Nine out of 16 analysts predicted the State Bank of Pakistan (SBP) will raise the key rate by 100 basis points (bps) to 23 per cent at its policy meeting next week, while one saw a smaller 50 bps increase and six expected no change.
The SBP has raised its key policy rate by 12.25 percentage points since April 2022, mainly to curb soaring inflation. SBP held rates steady in June saying inflation had peaked at 38pc in the preceding month.
But before the end of the month, it raised rates by 100 bps at an emergency meeting in an effort to secure IMF funds, citing a “slightly deteriorated inflation outlook”.
In the Memorandum of Economic and Financial Policies (MEFP) that resulted from its talks with the IMF, Pakistan said it stands ready to consider further action at the next monetary policy committee meeting and subsequent ones until inflation and inflation expectations are on a clear downward path.
Sami Tariq, head of research at Pak-Qatar, said as a preemptive measure to control inflation arising out from an increase in administered utility prices of gas and electricity, the central bank would raise rates by 100 bps.
Most analysts believe the rate increase would be done largely to satisfy the IMF’s criteria.
However, Shivaan Tandon, an economist at Capital Economics, said that the worst may now be over for Pakistan given inflation is likely to have peaked and IMF funding is now secured.
Still, he added price pressures in the economy remain extremely elevated and policymakers would want to guard against the risk of high inflation becoming entrenched.

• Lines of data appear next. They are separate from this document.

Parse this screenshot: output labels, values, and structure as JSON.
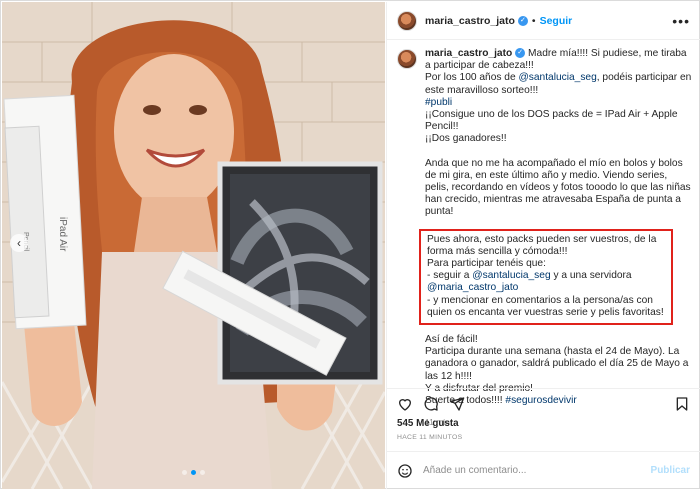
{
  "header": {
    "username": "maria_castro_jato",
    "separator": "•",
    "follow_label": "Seguir",
    "more_label": "•••"
  },
  "caption": {
    "username": "maria_castro_jato",
    "line1": " Madre mía!!!! Si pudiese, me tiraba a participar de cabeza!!!",
    "line2a": "Por los 100 años de ",
    "mention_santalucia": "@santalucia_seg",
    "line2b": ", podéis participar en este maravilloso sorteo!!!",
    "hashtag_publi": "#publi",
    "line3": "¡¡Consigue uno de los DOS packs de = IPad Air + Apple Pencil!!",
    "line4": "¡¡Dos ganadores!!",
    "para2": "Anda que no me ha acompañado el mío en bolos y bolos de mi gira, en este último año y medio. Viendo series, pelis, recordando en vídeos y fotos tooodo lo que las niñas han crecido, mientras me atravesaba España de punta a punta!",
    "boxed_line1": "Pues ahora, esto packs pueden ser vuestros, de la forma más sencilla y cómoda!!!",
    "boxed_line2": "Para participar tenéis que:",
    "boxed_line3a": "- seguir a ",
    "boxed_line3b": " y a una servidora",
    "mention_maria": "@maria_castro_jato",
    "boxed_line4": "- y mencionar en comentarios a la persona/as con quien os encanta ver vuestras serie y pelis favoritas!",
    "para4_line1": "Así de fácil!",
    "para4_line2": "Participa durante una semana (hasta el 24 de Mayo). La ganadora o ganador, saldrá publicado el día 25 de Mayo a las 12 h!!!!",
    "para4_line3": "Y a disfrutar del premio!",
    "para4_line4": "Suerte a todos!!!! ",
    "hashtag_seguros": "#segurosdevivir",
    "time": "11 min"
  },
  "stats": {
    "likes": "545 Me gusta",
    "ago": "HACE 11 MINUTOS"
  },
  "comment": {
    "placeholder": "Añade un comentario...",
    "publish_label": "Publicar"
  },
  "photo": {
    "box1_label": "iPad Air",
    "box2_label": "Pencil",
    "carousel_dots": 3,
    "carousel_active": 1
  },
  "colors": {
    "accent_blue": "#0095f6",
    "highlight_red": "#e0221b",
    "link_dark_blue": "#00376b"
  }
}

“We think the SBP will aim to suppress domestic demand through further monetary tightening to keep a lid on imports, contain the current account deficit and mitigate downward pressure on the currency,” Tandon said.
However, the analysts who predicted no change in rates said there was no major change in price pressures since the last policy meeting to warrant a hike this month.
Mohammad Sohail, CEO at Topline, said the consumer price index, sensitive price index and the current account are all showing positive trends.